Pour les 40.000 festivaliers cannois, le graal, c’est le Grand Théâtre Lumière et ses 2.294 fauteuils, après avoir foulé le tapis rouge et monté les marches du Palais des festivals. Mais tous ne sont pas à égalité, entre VIP et ceux contraints à « faire la manche ». Le Festival de Cannes, c’est un paradis pour cinéphiles. Plus d’une vingtaine de salles et 200.000 spectateurs qui se bousculent pour découvrir la dernière oeuvre de Spike Lee, de retour après 27 ans d’absence, ou celle d’un obscur réalisateur kazakh.
Mais « c’est un système de castes », lâche Michel, 32 ans, technicien dans le cinéma, porteur d’un badge jaune, « le bas de gamme ». Il est 08h00 mercredi. Depuis une demi-heure il tend une pancarte pour décrocher une invitation pour « Under the Silver Lake », de l’Américain David Robert Mitchell. Au dessus, il y a les badges bleus, roses, roses avec pastille jaune et blancs. Le must. A chaque couleur, un degré de priorité différente. Les badges blancs et roses étant pour la plupart réservés aux 4.500 journalistes accrédités.
Pour les badges jaunes, impossible d’aller voir un film sans invitation en prime. « C’est pour ça qu’on fait la manche » devant le Palais, explique en souriant Camille Roux, 18 ans, apprentie actrice: « C’est comme ça qu’on dit entre nous ». Et il y a aussi les badges Cannes Cinéphiles, 4.200 cinéphiles du monde entier retenus sur lettre de motivation. Parmi eux, 1.000 lycéens inscrits en section cinéma, du Canada, d’Autriche, ou de Cannes, comme Celia Devel, 20 ans, qui rêve de devenir costumière: « Nous, on est la plèbe », expliquait-elle lundi, en brandissant sa pancarte pour aller voir « BlacKkKlansman », de Spike Lee, dans une robe fourreau à fleurs de sa composition.
Tous cherchent la même chose. Ces fameuses invitations non utilisées par leurs propriétaires. Et la compétition est rude. « Moi ça a bien marché depuis le début », reconnaît Camille Roux, qui a déjà vu sept des 21 films en compétition: « Les gens qui ont une invitation en trop ont intérêt à la donner, sinon ils peuvent être +blacklistés+ » si leur invitation n’a pas été utilisée. Pour voir les films en compétition, il y a donc les 15 salles dans le Palais. Ou ces quatre autres salles en ville, dont la Licorne, dans le quartier de la Bocca, réservées aux pass Cannes Cinéphiles.

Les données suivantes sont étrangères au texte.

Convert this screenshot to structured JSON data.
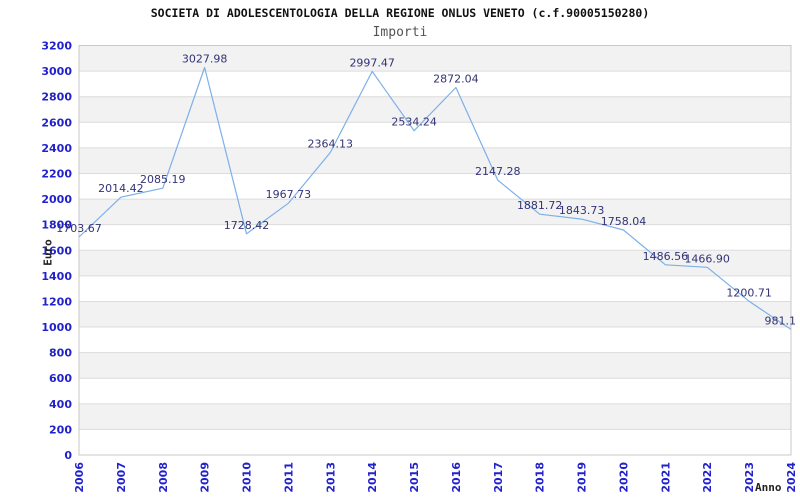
{
  "header": {
    "title": "SOCIETA DI ADOLESCENTOLOGIA DELLA REGIONE ONLUS VENETO (c.f.90005150280)",
    "subtitle": "Importi"
  },
  "chart_data": {
    "type": "line",
    "title": "SOCIETA DI ADOLESCENTOLOGIA DELLA REGIONE ONLUS VENETO (c.f.90005150280)",
    "subtitle": "Importi",
    "xlabel": "Anno",
    "ylabel": "Euro",
    "categories": [
      "2006",
      "2007",
      "2008",
      "2009",
      "2010",
      "2011",
      "2013",
      "2014",
      "2015",
      "2016",
      "2017",
      "2018",
      "2019",
      "2020",
      "2021",
      "2022",
      "2023",
      "2024"
    ],
    "values": [
      1703.67,
      2014.42,
      2085.19,
      3027.98,
      1728.42,
      1967.73,
      2364.13,
      2997.47,
      2534.24,
      2872.04,
      2147.28,
      1881.72,
      1843.73,
      1758.04,
      1486.56,
      1466.9,
      1200.71,
      981.1
    ],
    "point_labels": [
      "1703.67",
      "2014.42",
      "2085.19",
      "3027.98",
      "1728.42",
      "1967.73",
      "2364.13",
      "2997.47",
      "2534.24",
      "2872.04",
      "2147.28",
      "1881.72",
      "1843.73",
      "1758.04",
      "1486.56",
      "1466.90",
      "1200.71",
      "981.1"
    ],
    "ylim": [
      0,
      3200
    ],
    "y_ticks": [
      0,
      200,
      400,
      600,
      800,
      1000,
      1200,
      1400,
      1600,
      1800,
      2000,
      2200,
      2400,
      2600,
      2800,
      3000,
      3200
    ],
    "grid": "horizontal-bands",
    "legend_position": "none",
    "colors": {
      "line": "#7cb0e8",
      "tick_labels": "#2222cc",
      "point_labels": "#333377",
      "band_light": "#ffffff",
      "band_dark": "#f2f2f2",
      "gridline": "#dcdcdc",
      "plot_border": "#c8c8c8"
    }
  }
}
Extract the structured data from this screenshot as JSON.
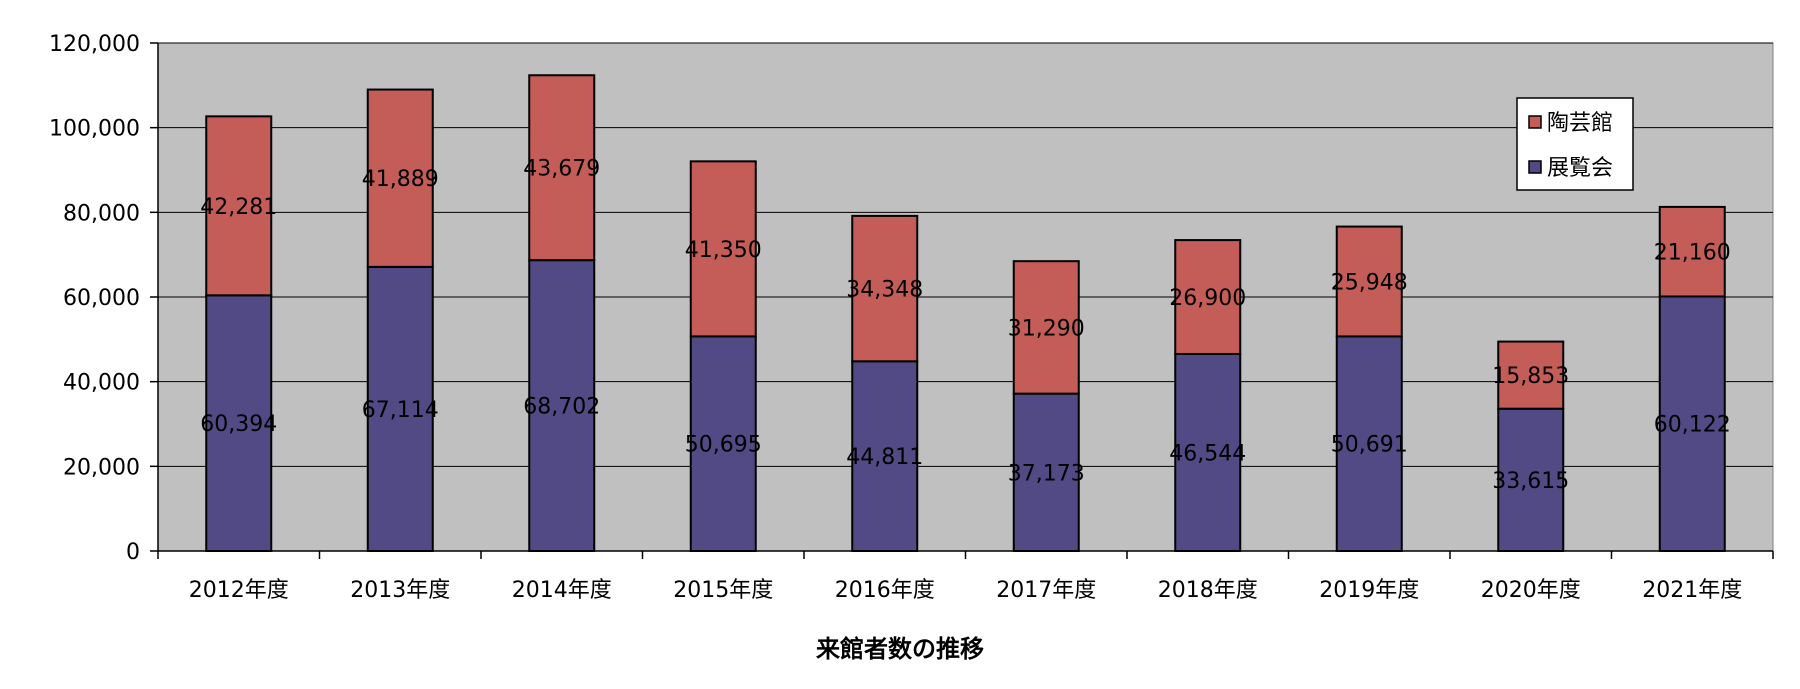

Autre solution, le cinéma de la Plage, 1.000 places et un écran géant en plein air. En accès libre. Ou compter sur la chance, et être Cannois. Chaque année, la mairie offre 1.500 places au Grand Théâtre Lumière à ses concitoyens, sur tirage au sort. De même, comme chaque année, les Cannois pourront y voir la Palme d’or 2018 dimanche, au lendemain du palmarès, pour quatre séances gratuites. Dernière solution, pour tous ceux qui n’ont ni badge ni invitation: la file dernière minute, pour ces poignées de places qui restent vides au dernier moment. « Mais là on ne passe pas sur le tapis rouge, on rentre sur le côté, et ils sont moins regardants sur nos tenues », explique Célia Devel.
A partir de 18h30 (16H30 GMT), le dress code est en effet strict sur le tapis rouge: costume et nœud papillon pour les hommes, tenues de soirée pour les femmes. Mais selfies interdits cette année. Au grand dam de Harriet Gilholm, une Anglaise de 24 ans qui venait surtout pour fouler le tapis rouge et ramener un souvenir. Car pour certains, la seule motivation est la montée des marches, sous les feux de la rampe. « Beaucoup s’esquivent de la salle après un quart d’heure », regrette Camille, en place avec son carton mercredi pour aller voir « Burning », du Sud-Coréen Lee Chang-Dong.